I need to fail. I need to fail a lot. And because I have such an aversion to failing I would rather bitch and moan or worse day dream about the day I will become a successful international DJ than to actually do the work of making music, which will probably suck a lot before it gets a whole lot better. What a challenge it is to get back to this beginner’s mind and to just have fun failing.

So I’m not going out tonight. Going out will just be another diversion to keep me from doing some real work like reading the Ableton manual and turning on the software and pressing buttons and just fucking up a lot. I’m on chapter 4 of the manual and already I’m lost in a language I don’t understand (yet).

I have to have faith that it will get better, that it will get easier. And I want to keep writing about this journey because I was to be transparent about it with all of you. I don’t know what it means to be a cool DJ who understands all the gadgets and has all the answers. I think as I move forward the best thing for me to keep in mind is that my true passion is to create a space for people to dance and be themselves and have fun.

I’m turning a corner. But something tells me it’s gonna get ugly before it gets better. But I’m ready to fail and I’m ready to let go of trying to be a “cool” DJ. It’s time to just be me. I’m enough.

“Stop Watching TV” my Q/A with NOTV

November 12, 2013 in DJs, images, Words by Mark Vicente


I am super stoked that I got Julian Prince of the collective known as NOTV to participate in a Q/A for me. I greatly respect his sound and creativity, not to mention his Restaurant/Bar Lounge that he co-owns, Joverse, is one of the hottest places to go in Old Montreal. Here’s what he had to say about the art of DJing and Producing.

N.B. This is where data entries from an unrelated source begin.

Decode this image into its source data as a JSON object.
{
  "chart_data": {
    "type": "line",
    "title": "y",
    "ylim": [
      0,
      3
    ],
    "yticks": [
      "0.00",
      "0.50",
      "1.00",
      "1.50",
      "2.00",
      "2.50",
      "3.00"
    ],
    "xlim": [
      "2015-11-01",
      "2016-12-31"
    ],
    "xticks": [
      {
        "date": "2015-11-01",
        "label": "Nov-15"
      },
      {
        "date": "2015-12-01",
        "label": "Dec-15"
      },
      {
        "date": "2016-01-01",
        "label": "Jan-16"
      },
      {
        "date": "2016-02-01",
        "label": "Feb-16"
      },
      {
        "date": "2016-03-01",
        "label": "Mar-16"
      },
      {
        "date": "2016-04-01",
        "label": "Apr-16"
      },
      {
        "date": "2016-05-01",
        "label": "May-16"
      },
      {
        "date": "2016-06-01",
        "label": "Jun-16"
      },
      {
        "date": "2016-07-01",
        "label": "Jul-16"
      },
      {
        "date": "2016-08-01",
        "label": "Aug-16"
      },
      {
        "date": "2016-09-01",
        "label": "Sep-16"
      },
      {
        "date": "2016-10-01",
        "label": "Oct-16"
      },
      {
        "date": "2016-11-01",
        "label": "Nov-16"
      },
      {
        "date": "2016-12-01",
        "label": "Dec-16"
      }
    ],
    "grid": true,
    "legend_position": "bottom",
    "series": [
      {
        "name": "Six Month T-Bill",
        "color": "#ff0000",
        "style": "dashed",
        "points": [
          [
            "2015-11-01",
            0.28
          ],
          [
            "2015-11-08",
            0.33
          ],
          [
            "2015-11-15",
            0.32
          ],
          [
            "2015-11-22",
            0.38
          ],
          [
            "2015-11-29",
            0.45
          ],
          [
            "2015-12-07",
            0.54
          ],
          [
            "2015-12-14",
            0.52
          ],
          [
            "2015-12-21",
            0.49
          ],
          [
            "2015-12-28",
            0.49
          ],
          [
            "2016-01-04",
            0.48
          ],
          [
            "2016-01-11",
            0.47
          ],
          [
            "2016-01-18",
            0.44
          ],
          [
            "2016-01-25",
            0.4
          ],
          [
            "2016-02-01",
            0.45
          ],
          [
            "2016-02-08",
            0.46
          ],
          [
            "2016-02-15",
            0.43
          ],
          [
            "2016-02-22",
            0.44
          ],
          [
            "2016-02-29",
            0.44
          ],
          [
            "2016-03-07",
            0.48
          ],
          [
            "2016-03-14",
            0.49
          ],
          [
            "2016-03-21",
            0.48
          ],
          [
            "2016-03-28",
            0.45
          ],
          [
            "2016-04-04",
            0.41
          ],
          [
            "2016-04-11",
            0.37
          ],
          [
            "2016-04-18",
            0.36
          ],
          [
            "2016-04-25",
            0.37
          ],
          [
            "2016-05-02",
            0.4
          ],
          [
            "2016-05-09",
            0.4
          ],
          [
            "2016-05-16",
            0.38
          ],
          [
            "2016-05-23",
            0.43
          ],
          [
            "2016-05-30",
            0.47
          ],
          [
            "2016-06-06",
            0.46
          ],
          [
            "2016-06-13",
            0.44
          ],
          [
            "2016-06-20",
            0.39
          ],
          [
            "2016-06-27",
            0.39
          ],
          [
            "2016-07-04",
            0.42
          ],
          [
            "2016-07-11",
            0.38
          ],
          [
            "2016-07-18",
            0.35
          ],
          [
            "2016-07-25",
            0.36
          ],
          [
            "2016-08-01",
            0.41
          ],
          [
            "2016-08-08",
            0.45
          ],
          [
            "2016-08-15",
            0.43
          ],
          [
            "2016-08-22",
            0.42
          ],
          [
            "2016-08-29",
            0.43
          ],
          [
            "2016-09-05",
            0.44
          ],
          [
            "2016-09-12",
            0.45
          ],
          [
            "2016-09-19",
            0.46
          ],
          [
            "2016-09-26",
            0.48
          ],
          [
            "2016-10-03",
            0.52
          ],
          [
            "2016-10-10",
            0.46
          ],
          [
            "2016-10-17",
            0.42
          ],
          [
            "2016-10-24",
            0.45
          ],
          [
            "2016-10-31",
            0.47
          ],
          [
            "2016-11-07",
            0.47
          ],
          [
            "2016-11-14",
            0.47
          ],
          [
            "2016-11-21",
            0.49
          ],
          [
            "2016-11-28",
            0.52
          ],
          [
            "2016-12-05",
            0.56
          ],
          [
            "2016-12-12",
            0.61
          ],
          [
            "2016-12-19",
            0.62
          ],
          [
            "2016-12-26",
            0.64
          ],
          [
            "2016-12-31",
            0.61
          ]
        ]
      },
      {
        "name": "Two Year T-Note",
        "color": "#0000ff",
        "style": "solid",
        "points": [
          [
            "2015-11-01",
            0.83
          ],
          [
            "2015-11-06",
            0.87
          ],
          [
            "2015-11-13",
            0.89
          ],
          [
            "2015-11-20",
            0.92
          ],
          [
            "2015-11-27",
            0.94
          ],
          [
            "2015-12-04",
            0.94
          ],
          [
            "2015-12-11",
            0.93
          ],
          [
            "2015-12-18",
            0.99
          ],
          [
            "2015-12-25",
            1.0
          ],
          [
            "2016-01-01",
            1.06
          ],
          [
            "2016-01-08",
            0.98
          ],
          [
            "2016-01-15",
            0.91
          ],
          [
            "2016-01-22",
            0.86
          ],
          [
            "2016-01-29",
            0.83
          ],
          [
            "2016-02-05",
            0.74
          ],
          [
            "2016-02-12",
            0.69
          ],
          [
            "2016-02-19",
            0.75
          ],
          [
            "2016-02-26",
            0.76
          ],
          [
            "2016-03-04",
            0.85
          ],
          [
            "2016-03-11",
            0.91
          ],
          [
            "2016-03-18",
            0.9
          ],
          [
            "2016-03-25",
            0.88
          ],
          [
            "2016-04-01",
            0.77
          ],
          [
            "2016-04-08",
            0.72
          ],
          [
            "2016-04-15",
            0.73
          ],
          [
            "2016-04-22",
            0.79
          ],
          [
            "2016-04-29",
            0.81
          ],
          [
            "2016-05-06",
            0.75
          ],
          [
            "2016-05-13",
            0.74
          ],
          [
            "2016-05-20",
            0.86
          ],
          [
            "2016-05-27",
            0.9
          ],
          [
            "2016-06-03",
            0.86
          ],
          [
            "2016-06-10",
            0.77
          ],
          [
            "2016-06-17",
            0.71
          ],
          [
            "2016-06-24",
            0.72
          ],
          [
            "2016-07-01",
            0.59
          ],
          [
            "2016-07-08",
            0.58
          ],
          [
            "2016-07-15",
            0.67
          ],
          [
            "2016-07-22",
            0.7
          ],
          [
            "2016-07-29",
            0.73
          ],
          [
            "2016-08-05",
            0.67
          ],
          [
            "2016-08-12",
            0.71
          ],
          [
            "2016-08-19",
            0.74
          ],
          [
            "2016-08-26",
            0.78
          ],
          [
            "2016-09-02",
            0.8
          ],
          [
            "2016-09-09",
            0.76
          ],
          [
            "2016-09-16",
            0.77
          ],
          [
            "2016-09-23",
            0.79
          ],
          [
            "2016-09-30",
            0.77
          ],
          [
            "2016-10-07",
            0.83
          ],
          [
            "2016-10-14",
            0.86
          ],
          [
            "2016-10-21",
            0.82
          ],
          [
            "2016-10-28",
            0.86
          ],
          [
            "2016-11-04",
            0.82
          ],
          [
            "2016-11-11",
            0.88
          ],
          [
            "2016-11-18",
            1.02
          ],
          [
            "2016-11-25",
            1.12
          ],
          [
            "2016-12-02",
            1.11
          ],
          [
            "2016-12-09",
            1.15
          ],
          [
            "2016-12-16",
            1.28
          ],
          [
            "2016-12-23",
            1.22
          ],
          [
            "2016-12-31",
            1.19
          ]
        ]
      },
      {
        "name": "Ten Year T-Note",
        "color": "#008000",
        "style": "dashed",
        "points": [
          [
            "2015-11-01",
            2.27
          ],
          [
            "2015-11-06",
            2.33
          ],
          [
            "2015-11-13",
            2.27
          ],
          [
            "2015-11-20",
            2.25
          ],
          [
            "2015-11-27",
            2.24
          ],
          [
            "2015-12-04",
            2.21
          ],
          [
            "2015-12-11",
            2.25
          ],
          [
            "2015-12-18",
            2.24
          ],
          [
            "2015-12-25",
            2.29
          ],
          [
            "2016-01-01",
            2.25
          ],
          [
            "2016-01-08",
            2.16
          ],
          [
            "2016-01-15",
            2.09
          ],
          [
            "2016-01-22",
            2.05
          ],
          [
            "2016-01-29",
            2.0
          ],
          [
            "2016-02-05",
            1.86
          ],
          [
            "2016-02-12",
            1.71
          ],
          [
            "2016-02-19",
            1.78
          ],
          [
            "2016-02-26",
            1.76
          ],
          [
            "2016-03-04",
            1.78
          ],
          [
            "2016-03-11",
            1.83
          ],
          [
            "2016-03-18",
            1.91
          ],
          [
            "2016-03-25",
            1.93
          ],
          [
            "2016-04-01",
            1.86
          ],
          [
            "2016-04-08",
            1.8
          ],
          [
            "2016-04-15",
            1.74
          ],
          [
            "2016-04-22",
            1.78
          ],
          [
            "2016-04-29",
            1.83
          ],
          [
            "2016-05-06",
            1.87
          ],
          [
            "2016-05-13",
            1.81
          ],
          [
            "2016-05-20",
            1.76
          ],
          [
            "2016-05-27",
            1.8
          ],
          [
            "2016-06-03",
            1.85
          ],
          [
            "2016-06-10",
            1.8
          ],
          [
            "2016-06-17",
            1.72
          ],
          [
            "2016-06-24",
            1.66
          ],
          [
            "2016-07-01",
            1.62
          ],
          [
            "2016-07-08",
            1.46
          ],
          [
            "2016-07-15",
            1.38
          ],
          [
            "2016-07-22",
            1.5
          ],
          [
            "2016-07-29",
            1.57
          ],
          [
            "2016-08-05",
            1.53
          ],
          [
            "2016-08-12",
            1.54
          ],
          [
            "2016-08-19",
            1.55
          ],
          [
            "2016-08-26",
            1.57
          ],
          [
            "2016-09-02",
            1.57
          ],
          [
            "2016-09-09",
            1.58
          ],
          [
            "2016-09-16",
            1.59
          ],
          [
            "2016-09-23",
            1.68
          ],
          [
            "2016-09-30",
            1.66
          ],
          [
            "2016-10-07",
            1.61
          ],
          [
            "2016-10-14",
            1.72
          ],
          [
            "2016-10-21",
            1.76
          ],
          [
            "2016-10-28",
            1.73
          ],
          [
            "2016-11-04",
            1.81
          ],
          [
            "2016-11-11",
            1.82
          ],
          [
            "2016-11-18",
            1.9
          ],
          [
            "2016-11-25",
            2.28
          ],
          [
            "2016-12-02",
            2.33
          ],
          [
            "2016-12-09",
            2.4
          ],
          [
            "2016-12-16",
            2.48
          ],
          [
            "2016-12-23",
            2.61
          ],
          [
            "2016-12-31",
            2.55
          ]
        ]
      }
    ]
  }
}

Mark Vicente: How did NOTV get created?
Julian Prince/ NOTV: Sean and I have known each other since we were 14. I started djing at 16 when Sean picked up a guitar and started composing songs. I met Amine at Cherry much later, on my wednesday night weekly party called “The Other People’s Secret Weekend”. He had just arrived from Paris, was tired of that city and was looking for a new home. We became instant friends. He came by my studio and we made a track called The Fun Maker and a bootleg of Country from Empire of the Sun. Working with him was very organic and seemed natural from the first kick. Six months later we convinced Sean to join us and had him and his guitarist come by the studio to jam. We recorded the vocals without telling Sean and made a track with it called Inside and Out…he was part of NOTV without knowing it. He had no choice but to join us.

Mark Vicente: What are the pro’s of working I a collective
NOTV: People often say three is a bad number. It’s the animal law that two people naturally teams up on one. for this project to move forward, we came up with the rule that majority wins right from the beginning. Everyone brings their best to the project. Sean is the crazy scientist, he comes up with new ways to treat the sound and sings, Amine is the tweaker, he’s got more patience and a good ear, I’ve got the experience so I’m the architect, I polish the tunes, structure the djing and co-write the songs with Sean.

Mark Vicente: why is club culture important in society?
NOTV:Because it’s a place where everyone in society can have fun together without giving importance to the background, the color, the sexual orientation, the job, the money in the bank account…all people care about is dancing and having a good time. Club music makes that possible.

Mark Vicente: what kind of experience can people expect when going to a NOTV event?
NOTV: We’re high energy. You can hear the passion through the speakers. We play alot of our songs, we can dj, sing, play the instruments…anyway get ready, we may surprise you!

Mark Vicente: what has been the proudest/ exciting/ craziest moment of NOTV so far?
NOTV: Nic Warren closing all his sets of summer 2013 with our remix of From Loving You from Gone Deville.

Mark Vicente: what kind of advice or encouragement would you give to up and coming producers?
NOTV: Don’t waste your time watching TV. Music is now democratic. Everyone can make music without having a 100k studio. Don’t go to school for this, school yourself. Youtube is the best teacher. It really comes down to how many dedicated hours you put in and how much you want it. 10% talent, the rest is work.